BACKGROUND: Whether hydrocortisone reduces mortality among patients with septic shock is unclear. METHODS: We randomly assigned patients with septic shock who were undergoing mechanical ventilation to receive hydrocortisone (at a dose of 200 mg per day) or placebo for 7 days or until death or discharge from the intensive care unit (ICU), whichever came first. The primary outcome was death from any cause at 90 days. RESULTS: From March 2013 through April 2017, a total of 3800 patients underwent randomization. Status with respect to the primary outcome was ascertained in 3658 patients (1832 of whom had been assigned to the hydrocortisone group and 1826 to the placebo group). At 90 days, 511 patients (27.9%) in the hydrocortisone group and 526 (28.8%) in the placebo group had died (odds ratio, 0.95; 95% confidence interval [CI], 0.82 to 1.10; P=0.50). The effect of the trial regimen was similar in six prespecified subgroups. Patients who had been assigned to receive hydrocortisone had faster resolution of shock than those assigned to the placebo group (median duration, 3 days [interquartile range, 2 to 5] vs. 4 days [interquartile range, 2 to 9]; hazard ratio, 1.32; 95% CI, 1.23 to 1.41; P<0.001).
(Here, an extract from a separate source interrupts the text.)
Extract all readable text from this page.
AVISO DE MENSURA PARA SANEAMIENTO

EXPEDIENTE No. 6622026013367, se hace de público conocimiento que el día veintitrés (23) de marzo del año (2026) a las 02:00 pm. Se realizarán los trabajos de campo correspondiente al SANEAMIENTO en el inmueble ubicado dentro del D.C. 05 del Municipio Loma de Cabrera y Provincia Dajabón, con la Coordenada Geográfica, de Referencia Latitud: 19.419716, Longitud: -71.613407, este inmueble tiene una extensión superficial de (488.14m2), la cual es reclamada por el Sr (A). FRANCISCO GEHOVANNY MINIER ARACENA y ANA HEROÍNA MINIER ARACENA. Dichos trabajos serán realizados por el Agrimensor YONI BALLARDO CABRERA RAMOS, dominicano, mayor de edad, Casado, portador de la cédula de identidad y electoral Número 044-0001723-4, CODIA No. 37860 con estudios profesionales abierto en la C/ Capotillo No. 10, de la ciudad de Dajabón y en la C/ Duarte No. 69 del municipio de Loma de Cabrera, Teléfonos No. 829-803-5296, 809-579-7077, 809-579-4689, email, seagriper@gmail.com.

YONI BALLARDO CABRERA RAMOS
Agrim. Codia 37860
Patients in the hydrocortisone group had a shorter duration of the initial episode of mechanical ventilation than those in the placebo group (median, 6 days [interquartile range, 3 to 18] vs. 7 days [interquartile range, 3 to 24]; hazard ratio, 1.13; 95% CI, 1.05 to 1.22; P<0.001), but taking into account episodes of recurrence of ventilation, there were no significant differences in the number of days alive and free from mechanical ventilation. Fewer patients in the hydrocortisone group than in the placebo group received a blood transfusion (37.0% vs. 41.7%; odds ratio, 0.82; 95% CI, 0.72 to 0.94; P=0.004). There were no significant between-group differences with respect to mortality at 28 days, the rate of recurrence of shock, the number of days alive and out of the ICU, the number of days alive and out of the hospital, the recurrence of mechanical ventilation, the rate of renal-replacement therapy, and the incidence of new-onset bacteremia or fungemia. CONCLUSIONS: Among patients with septic shock undergoing mechanical ventilation, a continuous infusion of hydrocortisone did not result in lower 90-day mortality than placebo. (Funded by the National Health and Medical Research Council of Australia and others; ADRENAL ClinicalTrials.gov number, NCT01448109 .).